T Cell Migration from Inflamed Skin to Draining Lymph Nodes Requires Intralymphatic Crawling Supported by ICAM-1/LFA-1 Interactions
Alvaro Teijeira 1 , Morgan C Hunter 2 , Erica Russo 2 , Steven T Proulx 2 , Thomas Frei 2 , Gudrun F Debes 3 , Marc Coles 4 , Ignacio Melero 5 , Michael Detmar 2 , Ana Rouzaut 5 , Cornelia Halin 6
T cells are the most abundant cell type found in afferent lymph, but their migration through lymphatic vessels (LVs) remains poorly understood.
Performing intravital microscopy in the murine skin, we imaged T cell migration through afferent LVs in vivo. T cells entered into and actively migrated within lymphatic capillaries but were passively transported in contractile collecting vessels.
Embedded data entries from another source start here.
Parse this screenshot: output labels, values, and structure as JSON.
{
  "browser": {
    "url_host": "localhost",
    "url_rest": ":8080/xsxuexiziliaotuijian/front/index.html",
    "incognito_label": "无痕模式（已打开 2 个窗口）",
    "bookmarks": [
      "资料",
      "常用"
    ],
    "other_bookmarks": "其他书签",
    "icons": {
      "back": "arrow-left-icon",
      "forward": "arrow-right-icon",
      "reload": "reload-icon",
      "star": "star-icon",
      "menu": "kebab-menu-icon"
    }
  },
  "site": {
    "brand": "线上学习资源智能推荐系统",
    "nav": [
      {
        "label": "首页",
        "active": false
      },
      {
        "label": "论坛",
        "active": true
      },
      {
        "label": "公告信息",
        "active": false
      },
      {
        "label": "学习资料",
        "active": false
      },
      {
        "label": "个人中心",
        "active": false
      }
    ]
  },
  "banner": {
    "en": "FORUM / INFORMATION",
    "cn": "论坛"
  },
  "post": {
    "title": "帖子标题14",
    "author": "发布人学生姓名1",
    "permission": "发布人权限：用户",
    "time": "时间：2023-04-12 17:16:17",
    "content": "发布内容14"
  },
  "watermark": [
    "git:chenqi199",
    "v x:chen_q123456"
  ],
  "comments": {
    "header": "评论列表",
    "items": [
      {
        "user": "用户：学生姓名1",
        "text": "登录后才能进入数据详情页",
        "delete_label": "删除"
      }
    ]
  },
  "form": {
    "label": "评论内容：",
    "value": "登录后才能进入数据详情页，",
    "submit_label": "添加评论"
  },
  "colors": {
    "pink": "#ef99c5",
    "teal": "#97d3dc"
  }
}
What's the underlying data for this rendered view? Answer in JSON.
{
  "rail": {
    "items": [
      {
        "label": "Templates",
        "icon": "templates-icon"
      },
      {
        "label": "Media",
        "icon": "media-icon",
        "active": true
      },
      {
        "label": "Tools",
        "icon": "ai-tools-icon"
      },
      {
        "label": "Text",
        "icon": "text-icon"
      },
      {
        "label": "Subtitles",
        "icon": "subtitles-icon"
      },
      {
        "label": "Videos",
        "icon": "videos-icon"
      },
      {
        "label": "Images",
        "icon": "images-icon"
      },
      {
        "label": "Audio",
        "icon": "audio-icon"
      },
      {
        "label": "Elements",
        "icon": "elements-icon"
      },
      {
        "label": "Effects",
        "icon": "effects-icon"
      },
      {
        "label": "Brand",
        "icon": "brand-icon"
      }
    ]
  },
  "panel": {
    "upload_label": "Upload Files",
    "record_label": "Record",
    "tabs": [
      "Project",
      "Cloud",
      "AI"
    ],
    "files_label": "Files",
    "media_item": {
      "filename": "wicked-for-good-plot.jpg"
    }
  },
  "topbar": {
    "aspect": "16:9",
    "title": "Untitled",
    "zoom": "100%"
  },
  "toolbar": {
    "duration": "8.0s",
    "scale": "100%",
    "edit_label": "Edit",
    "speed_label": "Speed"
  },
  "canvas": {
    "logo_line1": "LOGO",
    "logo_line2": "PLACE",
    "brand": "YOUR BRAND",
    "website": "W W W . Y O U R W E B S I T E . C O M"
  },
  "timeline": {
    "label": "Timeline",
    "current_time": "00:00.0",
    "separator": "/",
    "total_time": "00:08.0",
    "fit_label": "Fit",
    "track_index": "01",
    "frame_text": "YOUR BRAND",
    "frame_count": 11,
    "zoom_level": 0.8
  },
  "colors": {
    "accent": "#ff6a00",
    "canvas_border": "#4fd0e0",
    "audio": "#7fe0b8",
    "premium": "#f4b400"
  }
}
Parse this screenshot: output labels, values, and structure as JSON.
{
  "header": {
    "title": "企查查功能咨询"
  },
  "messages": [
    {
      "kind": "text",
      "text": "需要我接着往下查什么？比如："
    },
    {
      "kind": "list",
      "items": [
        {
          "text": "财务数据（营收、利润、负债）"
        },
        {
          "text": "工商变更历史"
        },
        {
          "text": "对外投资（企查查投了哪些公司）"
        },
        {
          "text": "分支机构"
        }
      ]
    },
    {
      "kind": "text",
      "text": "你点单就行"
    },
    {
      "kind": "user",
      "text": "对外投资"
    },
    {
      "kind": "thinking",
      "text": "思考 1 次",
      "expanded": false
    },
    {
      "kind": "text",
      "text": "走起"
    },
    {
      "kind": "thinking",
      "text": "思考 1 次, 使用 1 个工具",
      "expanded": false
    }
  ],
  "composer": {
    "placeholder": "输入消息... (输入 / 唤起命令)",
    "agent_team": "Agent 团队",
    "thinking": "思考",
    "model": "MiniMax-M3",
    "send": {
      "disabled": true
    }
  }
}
Intralymphatic T cell number and motility were increased during contact-hypersensitivity-induced inflammation and dependent on ICAM-1/LFA-1 interactions. In vitro, blockade of endothelial cell-expressed ICAM-1 reduced T cell adhesion, crawling, and transmigration across lymphatic endothelium and decreased T cell advancement from capillaries into lymphatic collectors in skin explants.
In vivo, T cell migration to draining lymph nodes was significantly reduced upon ICAM-1 or LFA-1 blockade.
Our findings indicate that T cell migration through LVs occurs in distinct steps and reveal a key role for ICAM-1/LFA-1 interactions in this process.
CITA DEL ARTÍCULO Cell Rep. 2017 Jan 24;18(4):857-865. doi: 10.1016/j.celrep.2016.12.078.